Réaction après la lecture du livre "Pour en finir avec Dieu"


par Joël Bienfait  -  20/08/2008




Les textes publiés dans Vos contributions (rouge foncé) ne représentent que l'opinion de leurs auteurs.




J'ai lu avec grand intérêt le livre de Richard Dawkins, "Pour en finir avec Dieu", et je lui ai adressé le message suivant, donc je ne sais s'il le recevra (?)

Je pense qu'il peut intéresser les lecteurs de votre site :




Monsieur,


Permettez-moi d’abord de vous dire mon enthousiasme pour votre livre “The God delusion”.

Ensuite, je vous voulais vous soumettre la proposition suivante : je suis athée ET je vais tout à fait dans votre sens ; et c’est pour aller plus loin que vous peut-être dans votre sens que je voudrais vous proposer une distinction qui, à mon avis, est tout à fait importante.

Elle concerne la critique qui vous est faite et que vous rappelez à la fin de l’ouvrage : « Vous êtes exactement aussi fondamentaliste que ceux que vous critiquez.» Et vous même écrivez : “passion pour passion, nous sommes à égalité”. Je ne suis pas d’accord avec vous, mais c’est parce que je vous suis d’enthousiasme sur tout ce que vous dites que je ne peux souscrire ici à votre analyse, et je vais essayer de vous expliquer pourquoi rapidement.

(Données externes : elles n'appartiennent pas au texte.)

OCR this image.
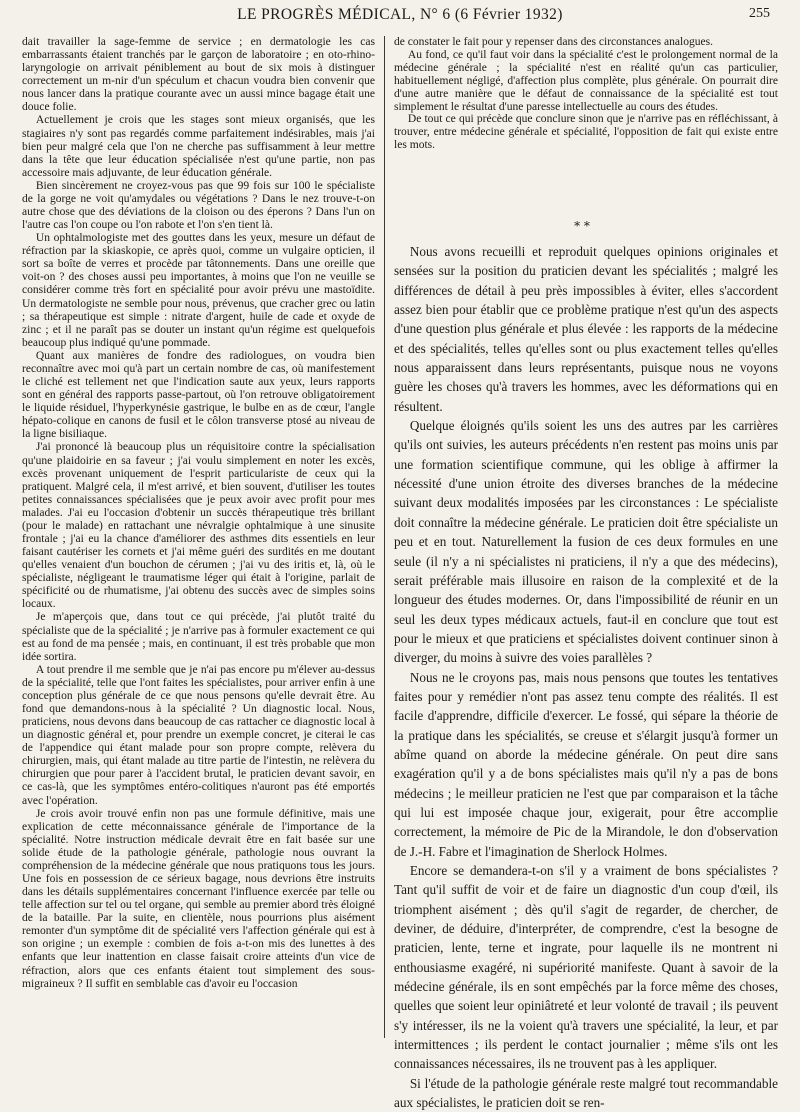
LE PROGRÈS MÉDICAL, N° 6 (6 Février 1932)	255

dait travailler la sage-femme de service ; en dermatologie les cas embarrassants étaient tranchés par le garçon de laboratoire ; en oto-rhino-laryngologie on arrivait péniblement au bout de six mois à distinguer correctement un m-nir d'un spéculum et chacun voudra bien convenir que nous lancer dans la pratique courante avec un aussi mince bagage était une douce folie.

Actuellement je crois que les stages sont mieux organisés, que les stagiaires n'y sont pas regardés comme parfaitement indésirables, mais j'ai bien peur malgré cela que l'on ne cherche pas suffisamment à leur mettre dans la tête que leur éducation spécialisée n'est qu'une partie, non pas accessoire mais adjuvante, de leur éducation générale.

Bien sincèrement ne croyez-vous pas que 99 fois sur 100 le spécialiste de la gorge ne voit qu'amydales ou végétations ? Dans le nez trouve-t-on autre chose que des déviations de la cloison ou des éperons ? Dans l'un on l'autre cas l'on coupe ou l'on rabote et l'on s'en tient là.

Un ophtalmologiste met des gouttes dans les yeux, mesure un défaut de réfraction par la skiaskopie, ce après quoi, comme un vulgaire opticien, il sort sa boîte de verres et procède par tâtonnements. Dans une oreille que voit-on ? des choses aussi peu importantes, à moins que l'on ne veuille se considérer comme très fort en spécialité pour avoir prévu une mastoïdite. Un dermatologiste ne semble pour nous, prévenus, que cracher grec ou latin ; sa thérapeutique est simple : nitrate d'argent, huile de cade et oxyde de zinc ; et il ne paraît pas se douter un instant qu'un régime est quelquefois beaucoup plus indiqué qu'une pommade.

Quant aux manières de fondre des radiologues, on voudra bien reconnaître avec moi qu'à part un certain nombre de cas, où manifestement le cliché est tellement net que l'indication saute aux yeux, leurs rapports sont en général des rapports passe-partout, où l'on retrouve obligatoirement le liquide résiduel, l'hyperkynésie gastrique, le bulbe en as de cœur, l'angle hépato-colique en canons de fusil et le côlon transverse ptosé au niveau de la ligne bisiliaque.

J'ai prononcé là beaucoup plus un réquisitoire contre la spécialisation qu'une plaidoirie en sa faveur ; j'ai voulu simplement en noter les excès, excès provenant uniquement de l'esprit particulariste de ceux qui la pratiquent. Malgré cela, il m'est arrivé, et bien souvent, d'utiliser les toutes petites connaissances spécialisées que je peux avoir avec profit pour mes malades. J'ai eu l'occasion d'obtenir un succès thérapeutique très brillant (pour le malade) en rattachant une névralgie ophtalmique à une sinusite frontale ; j'ai eu la chance d'améliorer des asthmes dits essentiels en leur faisant cautériser les cornets et j'ai même guéri des surdités en me doutant qu'elles venaient d'un bouchon de cérumen ; j'ai vu des iritis et, là, où le spécialiste, négligeant le traumatisme léger qui était à l'origine, parlait de spécificité ou de rhumatisme, j'ai obtenu des succès avec de simples soins locaux.

Je m'aperçois que, dans tout ce qui précède, j'ai plutôt traité du spécialiste que de la spécialité ; je n'arrive pas à formuler exactement ce qui est au fond de ma pensée ; mais, en continuant, il est très probable que mon idée sortira.

A tout prendre il me semble que je n'ai pas encore pu m'élever au-dessus de la spécialité, telle que l'ont faites les spécialistes, pour arriver enfin à une conception plus générale de ce que nous pensons qu'elle devrait être. Au fond que demandons-nous à la spécialité ? Un diagnostic local. Nous, praticiens, nous devons dans beaucoup de cas rattacher ce diagnostic local à un diagnostic général et, pour prendre un exemple concret, je citerai le cas de l'appendice qui étant malade pour son propre compte, relèvera du chirurgien, mais, qui étant malade au titre partie de l'intestin, ne relèvera du chirurgien que pour parer à l'accident brutal, le praticien devant savoir, en ce cas-là, que les symptômes entéro-colitiques n'auront pas été emportés avec l'opération.

Je crois avoir trouvé enfin non pas une formule définitive, mais une explication de cette méconnaissance générale de l'importance de la spécialité. Notre instruction médicale devrait être en fait basée sur une solide étude de la pathologie générale, pathologie nous ouvrant la compréhension de la médecine générale que nous pratiquons tous les jours. Une fois en possession de ce sérieux bagage, nous devrions être instruits dans les détails supplémentaires concernant l'influence exercée par telle ou telle affection sur tel ou tel organe, qui semble au premier abord très éloigné de la bataille. Par la suite, en clientèle, nous pourrions plus aisément remonter d'un symptôme dit de spécialité vers l'affection générale qui est à son origine ; un exemple : combien de fois a-t-on mis des lunettes à des enfants que leur inattention en classe faisait croire atteints d'un vice de réfraction, alors que ces enfants étaient tout simplement des sous-migraineux ? Il suffit en semblable cas d'avoir eu l'occasion

de constater le fait pour y repenser dans des circonstances analogues.

Au fond, ce qu'il faut voir dans la spécialité c'est le prolongement normal de la médecine générale ; la spécialité n'est en réalité qu'un cas particulier, habituellement négligé, d'affection plus complète, plus générale. On pourrait dire d'une autre manière que le défaut de connaissance de la spécialité est tout simplement le résultat d'une paresse intellectuelle au cours des études.

De tout ce qui précède que conclure sinon que je n'arrive pas en réfléchissant, à trouver, entre médecine générale et spécialité, l'opposition de fait qui existe entre les mots.

* *

Nous avons recueilli et reproduit quelques opinions originales et sensées sur la position du praticien devant les spécialités ; malgré les différences de détail à peu près impossibles à éviter, elles s'accordent assez bien pour établir que ce problème pratique n'est qu'un des aspects d'une question plus générale et plus élevée : les rapports de la médecine et des spécialités, telles qu'elles sont ou plus exactement telles qu'elles nous apparaissent dans leurs représentants, puisque nous ne voyons guère les choses qu'à travers les hommes, avec les déformations qui en résultent.

Quelque éloignés qu'ils soient les uns des autres par les carrières qu'ils ont suivies, les auteurs précédents n'en restent pas moins unis par une formation scientifique commune, qui les oblige à affirmer la nécessité d'une union étroite des diverses branches de la médecine suivant deux modalités imposées par les circonstances : Le spécialiste doit connaître la médecine générale. Le praticien doit être spécialiste un peu et en tout. Naturellement la fusion de ces deux formules en une seule (il n'y a ni spécialistes ni praticiens, il n'y a que des médecins), serait préférable mais illusoire en raison de la complexité et de la longueur des études modernes. Or, dans l'impossibilité de réunir en un seul les deux types médicaux actuels, faut-il en conclure que tout est pour le mieux et que praticiens et spécialistes doivent continuer sinon à diverger, du moins à suivre des voies parallèles ?

Nous ne le croyons pas, mais nous pensons que toutes les tentatives faites pour y remédier n'ont pas assez tenu compte des réalités. Il est facile d'apprendre, difficile d'exercer. Le fossé, qui sépare la théorie de la pratique dans les spécialités, se creuse et s'élargit jusqu'à former un abîme quand on aborde la médecine générale. On peut dire sans exagération qu'il y a de bons spécialistes mais qu'il n'y a pas de bons médecins ; le meilleur praticien ne l'est que par comparaison et la tâche qui lui est imposée chaque jour, exigerait, pour être accomplie correctement, la mémoire de Pic de la Mirandole, le don d'observation de J.-H. Fabre et l'imagination de Sherlock Holmes.

Encore se demandera-t-on s'il y a vraiment de bons spécialistes ? Tant qu'il suffit de voir et de faire un diagnostic d'un coup d'œil, ils triomphent aisément ; dès qu'il s'agit de regarder, de chercher, de deviner, de déduire, d'interpréter, de comprendre, c'est la besogne de praticien, lente, terne et ingrate, pour laquelle ils ne montrent ni enthousiasme exagéré, ni supériorité manifeste. Quant à savoir de la médecine générale, ils en sont empêchés par la force même des choses, quelles que soient leur opiniâtreté et leur volonté de travail ; ils peuvent s'y intéresser, ils ne la voient qu'à travers une spécialité, la leur, et par intermittences ; ils perdent le contact journalier ; même s'ils ont les connaissances nécessaires, ils ne trouvent pas à les appliquer.

Si l'étude de la pathologie générale reste malgré tout recommandable aux spécialistes, le praticien doit se ren-
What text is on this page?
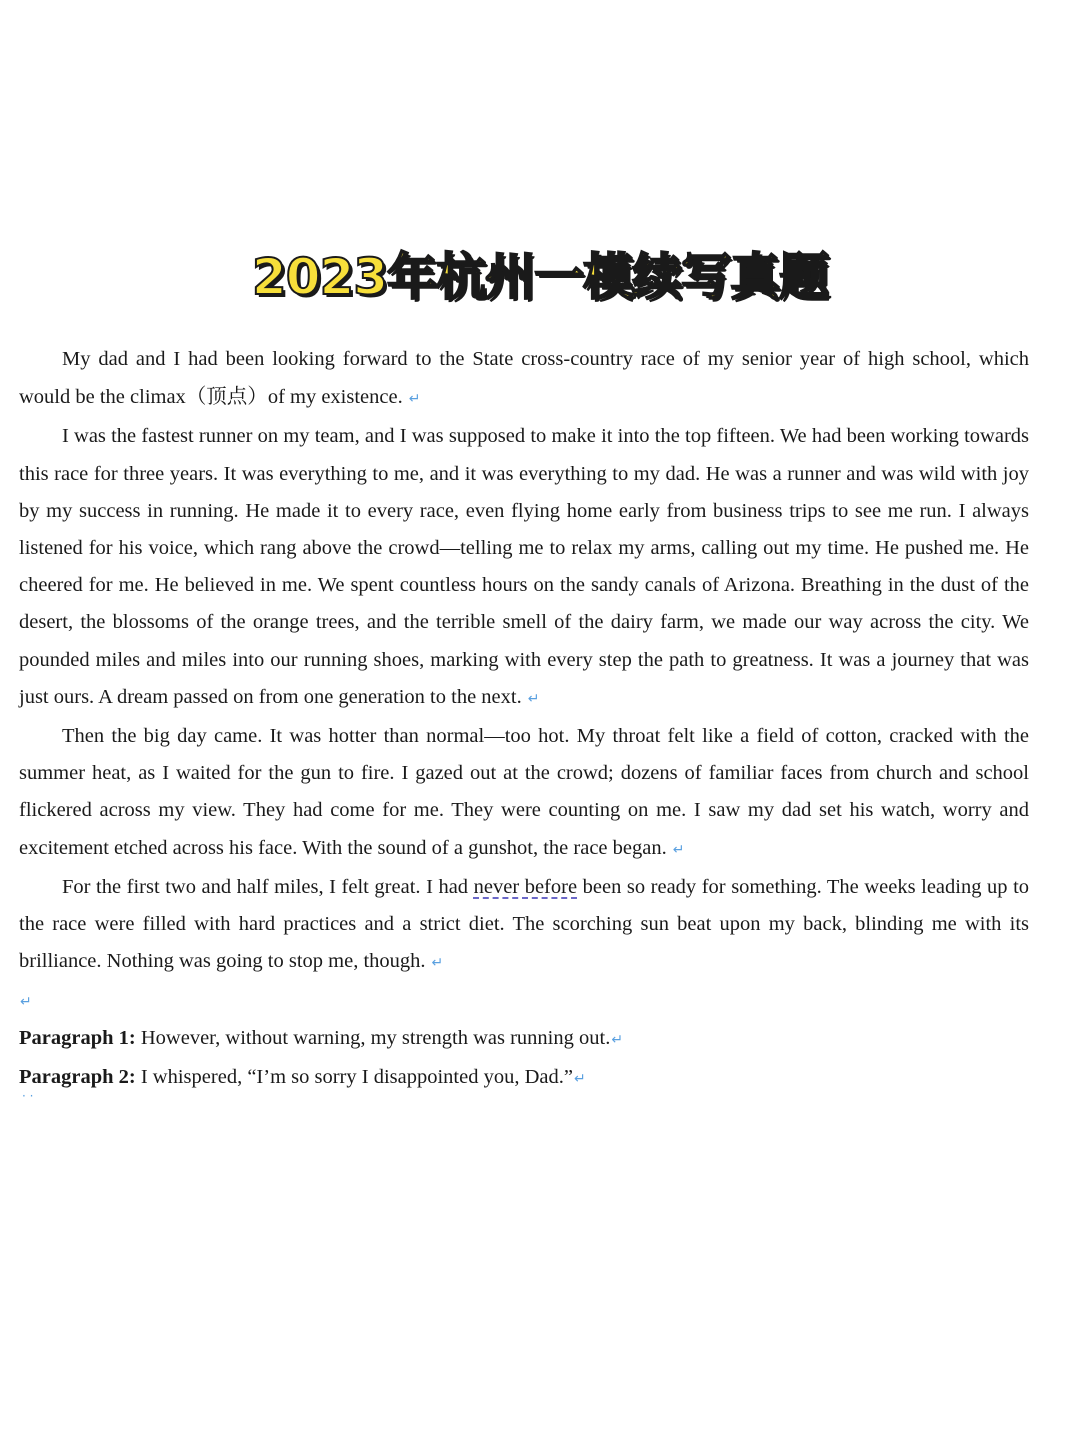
2023年杭州一模续写真题

My dad and I had been looking forward to the State cross-country race of my senior year of high school, which would be the climax（顶点）of my existence. ↵

I was the fastest runner on my team, and I was supposed to make it into the top fifteen. We had been working towards this race for three years. It was everything to me, and it was everything to my dad. He was a runner and was wild with joy by my success in running. He made it to every race, even flying home early from business trips to see me run. I always listened for his voice, which rang above the crowd—telling me to relax my arms, calling out my time. He pushed me. He cheered for me. He believed in me. We spent countless hours on the sandy canals of Arizona. Breathing in the dust of the desert, the blossoms of the orange trees, and the terrible smell of the dairy farm, we made our way across the city. We pounded miles and miles into our running shoes, marking with every step the path to greatness. It was a journey that was just ours. A dream passed on from one generation to the next. ↵

Then the big day came. It was hotter than normal—too hot. My throat felt like a field of cotton, cracked with the summer heat, as I waited for the gun to fire. I gazed out at the crowd; dozens of familiar faces from church and school flickered across my view. They had come for me. They were counting on me. I saw my dad set his watch, worry and excitement etched across his face. With the sound of a gunshot, the race began. ↵

For the first two and half miles, I felt great. I had never before been so ready for something. The weeks leading up to the race were filled with hard practices and a strict diet. The scorching sun beat upon my back, blinding me with its brilliance. Nothing was going to stop me, though. ↵

↵

Paragraph 1: However, without warning, my strength was running out.↵

Paragraph 2: I whispered, “I’m so sorry I disappointed you, Dad.”↵

· ·
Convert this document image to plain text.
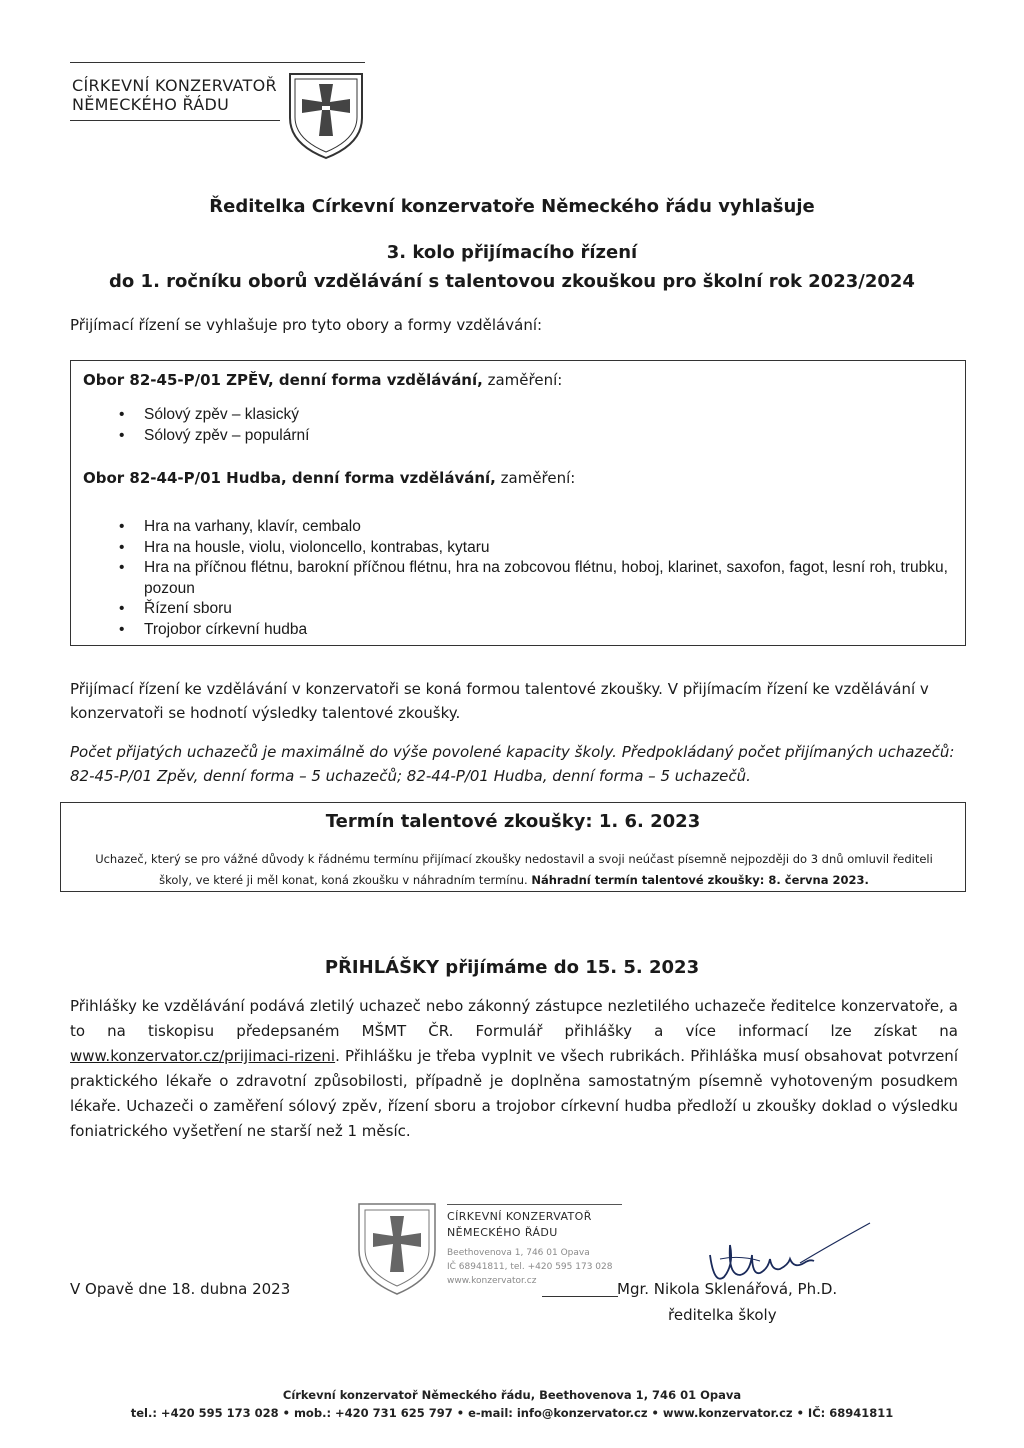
CÍRKEVNÍ KONZERVATOŘ
NĚMECKÉHO ŘÁDU
Ředitelka Církevní konzervatoře Německého řádu vyhlašuje
3. kolo přijímacího řízení
do 1. ročníku oborů vzdělávání s talentovou zkouškou pro školní rok 2023/2024
Přijímací řízení se vyhlašuje pro tyto obory a formy vzdělávání:
Obor 82-45-P/01 ZPĚV, denní forma vzdělávání, zaměření:
• Sólový zpěv – klasický
• Sólový zpěv – populární
Obor 82-44-P/01 Hudba, denní forma vzdělávání, zaměření:
• Hra na varhany, klavír, cembalo
• Hra na housle, violu, violoncello, kontrabas, kytaru
• Hra na příčnou flétnu, barokní příčnou flétnu, hra na zobcovou flétnu, hoboj, klarinet, saxofon, fagot, lesní roh, trubku, pozoun
• Řízení sboru
• Trojobor církevní hudba
Přijímací řízení ke vzdělávání v konzervatoři se koná formou talentové zkoušky. V přijímacím řízení ke vzdělávání v konzervatoři se hodnotí výsledky talentové zkoušky.
Počet přijatých uchazečů je maximálně do výše povolené kapacity školy. Předpokládaný počet přijímaných uchazečů: 82-45-P/01 Zpěv, denní forma – 5 uchazečů; 82-44-P/01 Hudba, denní forma – 5 uchazečů.
Termín talentové zkoušky: 1. 6. 2023
Uchazeč, který se pro vážné důvody k řádnému termínu přijímací zkoušky nedostavil a svoji neúčast písemně nejpozději do 3 dnů omluvil řediteli školy, ve které ji měl konat, koná zkoušku v náhradním termínu. Náhradní termín talentové zkoušky: 8. června 2023.
PŘIHLÁŠKY přijímáme do 15. 5. 2023
Přihlášky ke vzdělávání podává zletilý uchazeč nebo zákonný zástupce nezletilého uchazeče ředitelce konzervatoře, a to na tiskopisu předepsaném MŠMT ČR. Formulář přihlášky a více informací lze získat na www.konzervator.cz/prijimaci-rizeni. Přihlášku je třeba vyplnit ve všech rubrikách. Přihláška musí obsahovat potvrzení praktického lékaře o zdravotní způsobilosti, případně je doplněna samostatným písemně vyhotoveným posudkem lékaře. Uchazeči o zaměření sólový zpěv, řízení sboru a trojobor církevní hudba předloží u zkoušky doklad o výsledku foniatrického vyšetření ne starší než 1 měsíc.
V Opavě dne 18. dubna 2023
CÍRKEVNÍ KONZERVATOŘ
NĚMECKÉHO ŘÁDU
Beethovenova 1, 746 01 Opava
IČ 68941811, tel. +420 595 173 028
www.konzervator.cz	Mgr. Nikola Sklenářová, Ph.D.
ředitelka školy
Církevní konzervatoř Německého řádu, Beethovenova 1, 746 01 Opava
tel.: +420 595 173 028 • mob.: +420 731 625 797 • e-mail: info@konzervator.cz • www.konzervator.cz • IČ: 68941811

Vous vous basez sur l’évolution ; personnellement, je me base sur ce que j’appelle la Loi. La Loi, c’est fort simple : toute créature, obscurément pour les moins évoluées, consciemment pour l’homme, ne fait jamais que chercher sa meilleure surface d’être, et ne s’emploie qu’à cela. Je ne me suis pas encore penché sur la question, mais c’est tout à fait compatible avec l’évolution darwinienne, et n’est même certainement compatible qu’avec cela. Si bien qu’à partir de là, on peut définir fort simplement l’amour et la violence : l’amour consiste au minimum à respecter et au maximum à favoriser l’Etre, le sien et celui des autres (au sens large : choses, plantes, animaux, humains) ; la violence consiste à porter atteinte, de quelque manière, à l’Etre des autres. (NB. Les Evangiles appellent “amour” l’amour, et “scandale” la violence)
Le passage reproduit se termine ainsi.